Teaa Allston-Bing doesn’t have a lot of down time.
The director of human resources for the City of Douglassville, Ga., Allston-Bing is also the current president of the Georgia Local Government Personnel Association; president of GAPELRA, an affiliate chapter of the National Public Employer Labor Relations Association; vice president of membership engagement at the National Association of African Americans in Human Resources (NAAAHR)-Atlanta; and a training instructor at the University of Georgia Carl Vinson Institute of Government.
Allston-Bing is also a doctoral candidate and owner of a small beauty business. These responsibilities would be enough to keep anyone busy. But, Allston-Bing still found time recently to speak with IPMA-HR about her experience as a leader, a learner, an educator and a motorcycle-riding mother of five, as well as what the past two-plus years have taught her about leading through disruption and change.
You recently presented at the IPMA Annual Conference 2022, where you led a discussion on leading teams and adapting to change. What do you see as the biggest keys to being an adaptable, agile leader, and why are these leadership attributes/qualities so crucial to being an adaptable leader?
The biggest keys to being an adaptable, agile leader are being open-minded, thinking outside the box and being the example others choose to follow. These are crucial to being an adaptable leader in order to gain buy-in of change and for creating win-win solutions.
The last two-plus years have brought more than their share of significant, sudden change and disruption—a global pandemic, economic uncertainty, social upheaval and a “Great Resignation,” for example. In your role as human resources director for the City of Douglassville, Ga., what has presented the biggest test of your adaptability as a leader, and how have you overcome this challenge?
The biggest test of my adaptability as a leader has been losing key and tenured employees to other organizations. Turnover is at an all-time high. We have lost a lot of institutional knowledge in our municipality over the last two years. So, I have initiated stay interviews with exiting employees in order to understand what specifically is driving the exits. I have presented these statistics to leadership, and I’ve created new talent strategies and benefit offerings that present my organization as a great place to work.
In addition to your full-time role, you’re involved as a very active member of several professional associations, while also pursuing your doctorate. How do you balance all of that, and how do you find your involvement with those organizations aiding your performance and development as a leader?
The key to balancing professional associations and pursuing my doctorate is accepting that there is no perfect work-life balance. I find times to unplug when necessary, but I am committed to paying it forward, and to finishing my educational journey. I make time for myself now more than I ever have. It can be a bit chaotic, but I know that both networking and continuing my education will open more professional doors that will allow me to expand my knowledge in human resources.
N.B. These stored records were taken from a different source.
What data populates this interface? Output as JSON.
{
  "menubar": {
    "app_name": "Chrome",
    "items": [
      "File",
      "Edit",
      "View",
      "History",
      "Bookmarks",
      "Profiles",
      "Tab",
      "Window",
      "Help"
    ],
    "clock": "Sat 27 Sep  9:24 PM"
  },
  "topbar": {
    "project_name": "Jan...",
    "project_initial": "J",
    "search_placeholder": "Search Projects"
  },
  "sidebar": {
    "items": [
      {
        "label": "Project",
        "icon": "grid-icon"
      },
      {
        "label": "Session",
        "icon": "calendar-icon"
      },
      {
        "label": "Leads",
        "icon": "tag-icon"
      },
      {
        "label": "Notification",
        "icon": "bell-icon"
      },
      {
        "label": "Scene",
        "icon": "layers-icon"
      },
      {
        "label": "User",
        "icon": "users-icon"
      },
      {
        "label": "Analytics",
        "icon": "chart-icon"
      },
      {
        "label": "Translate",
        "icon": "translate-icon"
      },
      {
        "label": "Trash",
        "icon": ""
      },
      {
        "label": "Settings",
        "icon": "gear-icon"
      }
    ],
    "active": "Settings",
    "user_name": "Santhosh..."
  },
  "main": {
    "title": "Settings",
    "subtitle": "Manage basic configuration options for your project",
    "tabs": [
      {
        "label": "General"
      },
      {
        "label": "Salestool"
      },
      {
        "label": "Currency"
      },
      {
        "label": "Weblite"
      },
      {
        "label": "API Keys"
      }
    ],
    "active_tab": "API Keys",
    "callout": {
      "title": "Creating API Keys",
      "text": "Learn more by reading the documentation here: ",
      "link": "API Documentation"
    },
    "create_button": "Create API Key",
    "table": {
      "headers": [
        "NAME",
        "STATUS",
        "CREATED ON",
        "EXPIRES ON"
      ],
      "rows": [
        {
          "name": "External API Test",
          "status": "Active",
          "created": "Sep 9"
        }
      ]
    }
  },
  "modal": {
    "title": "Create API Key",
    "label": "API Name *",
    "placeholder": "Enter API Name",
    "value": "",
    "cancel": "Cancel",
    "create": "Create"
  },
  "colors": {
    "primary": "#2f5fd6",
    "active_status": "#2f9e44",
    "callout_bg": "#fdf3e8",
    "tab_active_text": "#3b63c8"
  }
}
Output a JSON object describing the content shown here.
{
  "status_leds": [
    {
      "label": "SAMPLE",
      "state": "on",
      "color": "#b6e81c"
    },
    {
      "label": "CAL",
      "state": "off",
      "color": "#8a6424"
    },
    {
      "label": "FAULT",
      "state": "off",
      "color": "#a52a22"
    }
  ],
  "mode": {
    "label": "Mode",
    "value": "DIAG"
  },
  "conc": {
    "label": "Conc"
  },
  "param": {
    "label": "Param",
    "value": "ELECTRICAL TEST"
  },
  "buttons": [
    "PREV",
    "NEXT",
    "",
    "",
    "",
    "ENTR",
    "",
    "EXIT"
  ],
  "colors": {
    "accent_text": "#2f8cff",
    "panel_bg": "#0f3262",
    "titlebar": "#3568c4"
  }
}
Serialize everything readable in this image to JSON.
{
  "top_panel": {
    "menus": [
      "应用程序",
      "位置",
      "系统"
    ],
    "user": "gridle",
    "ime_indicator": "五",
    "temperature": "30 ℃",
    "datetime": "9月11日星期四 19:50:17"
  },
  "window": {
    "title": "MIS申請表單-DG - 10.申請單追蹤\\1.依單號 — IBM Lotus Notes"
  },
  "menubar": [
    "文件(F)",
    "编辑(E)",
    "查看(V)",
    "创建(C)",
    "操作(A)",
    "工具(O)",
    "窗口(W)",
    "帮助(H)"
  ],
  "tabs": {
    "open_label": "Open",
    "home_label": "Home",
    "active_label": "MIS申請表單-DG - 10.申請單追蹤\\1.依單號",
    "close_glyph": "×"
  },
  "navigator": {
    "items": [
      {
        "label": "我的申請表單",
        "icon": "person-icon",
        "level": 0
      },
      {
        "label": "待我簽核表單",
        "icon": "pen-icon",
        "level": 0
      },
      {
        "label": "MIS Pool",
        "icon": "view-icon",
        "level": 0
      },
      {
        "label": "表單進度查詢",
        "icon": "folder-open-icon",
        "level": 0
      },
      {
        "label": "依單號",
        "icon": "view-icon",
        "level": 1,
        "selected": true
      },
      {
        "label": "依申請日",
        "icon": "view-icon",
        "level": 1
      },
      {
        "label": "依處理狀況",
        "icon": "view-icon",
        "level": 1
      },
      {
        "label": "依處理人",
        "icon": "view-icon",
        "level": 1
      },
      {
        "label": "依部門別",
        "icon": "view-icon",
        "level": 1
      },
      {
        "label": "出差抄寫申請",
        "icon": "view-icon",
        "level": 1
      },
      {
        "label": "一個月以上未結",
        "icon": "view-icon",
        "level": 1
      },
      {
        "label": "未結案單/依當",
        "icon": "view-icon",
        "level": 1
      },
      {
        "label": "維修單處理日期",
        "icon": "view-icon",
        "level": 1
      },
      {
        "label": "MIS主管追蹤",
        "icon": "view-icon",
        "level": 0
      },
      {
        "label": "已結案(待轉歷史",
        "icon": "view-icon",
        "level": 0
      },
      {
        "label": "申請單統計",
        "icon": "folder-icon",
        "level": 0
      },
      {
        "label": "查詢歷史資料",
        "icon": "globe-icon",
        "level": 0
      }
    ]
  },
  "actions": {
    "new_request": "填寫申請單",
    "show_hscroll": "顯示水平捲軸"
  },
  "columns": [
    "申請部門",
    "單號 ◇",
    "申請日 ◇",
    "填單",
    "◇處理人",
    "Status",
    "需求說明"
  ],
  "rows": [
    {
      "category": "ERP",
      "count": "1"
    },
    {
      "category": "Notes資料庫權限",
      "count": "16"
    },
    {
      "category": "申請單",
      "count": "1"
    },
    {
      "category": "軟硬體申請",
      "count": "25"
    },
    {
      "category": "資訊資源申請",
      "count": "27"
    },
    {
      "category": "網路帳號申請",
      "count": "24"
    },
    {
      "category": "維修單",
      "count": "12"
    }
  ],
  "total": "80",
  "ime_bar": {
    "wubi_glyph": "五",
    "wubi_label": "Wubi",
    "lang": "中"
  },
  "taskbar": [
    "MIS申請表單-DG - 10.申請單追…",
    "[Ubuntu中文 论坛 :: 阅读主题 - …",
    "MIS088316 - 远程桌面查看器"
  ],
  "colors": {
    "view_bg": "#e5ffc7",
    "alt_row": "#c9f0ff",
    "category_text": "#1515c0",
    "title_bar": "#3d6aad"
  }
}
We addressed the life- and workplace-changing effects of the pandemic in an earlier question. From a professional standpoint, what’s been the silver lining to emerge from the pandemic for you; how has this tumultuous time changed how you approach your job as an HR director and a people leader?
I have emerged from the pandemic by adopting the following philosophy: family first, then career. I am a wife and a mother of five college students. I focused more on my own mental health and being the support system for my family. My job as an HR director evolved from a support role to a strategic partner.
I led many organizational changes that were brought about from the pandemic. I appreciated these opportunities where HR was able to be depended on even more in the workplace. But I knew when to cut off my day in order to focus on mine and my family’s needs. Prioritization was very necessary for my silver lining.
You also have a full personal life that, as you mentioned, includes five kids in college. What do you like to do in your free time, and how do you find time for your hobbies, and for maintaining a sense of work/life balance?
In my free time, I ride my Harley Iron 883 Sportster, which provides the best “wind therapy” When I’m riding my bike, I am able to be free of work thoughts and family demands. I’m also an entrepreneur. I have a small beauty business; I’m the owner of touched by Teaa Makeup LLC. When I’m providing makeup services, I’m able to enhance my clients’ natural beauty. To see their smiles at the end of the session makes it all worth the time set aside for them. I’m also an avid roller skater since I was eight years old. When I put on skates and get on the rink floor, I’m in another zone! I don’t even think about work or school. I just listen to the music and let it guide my feet!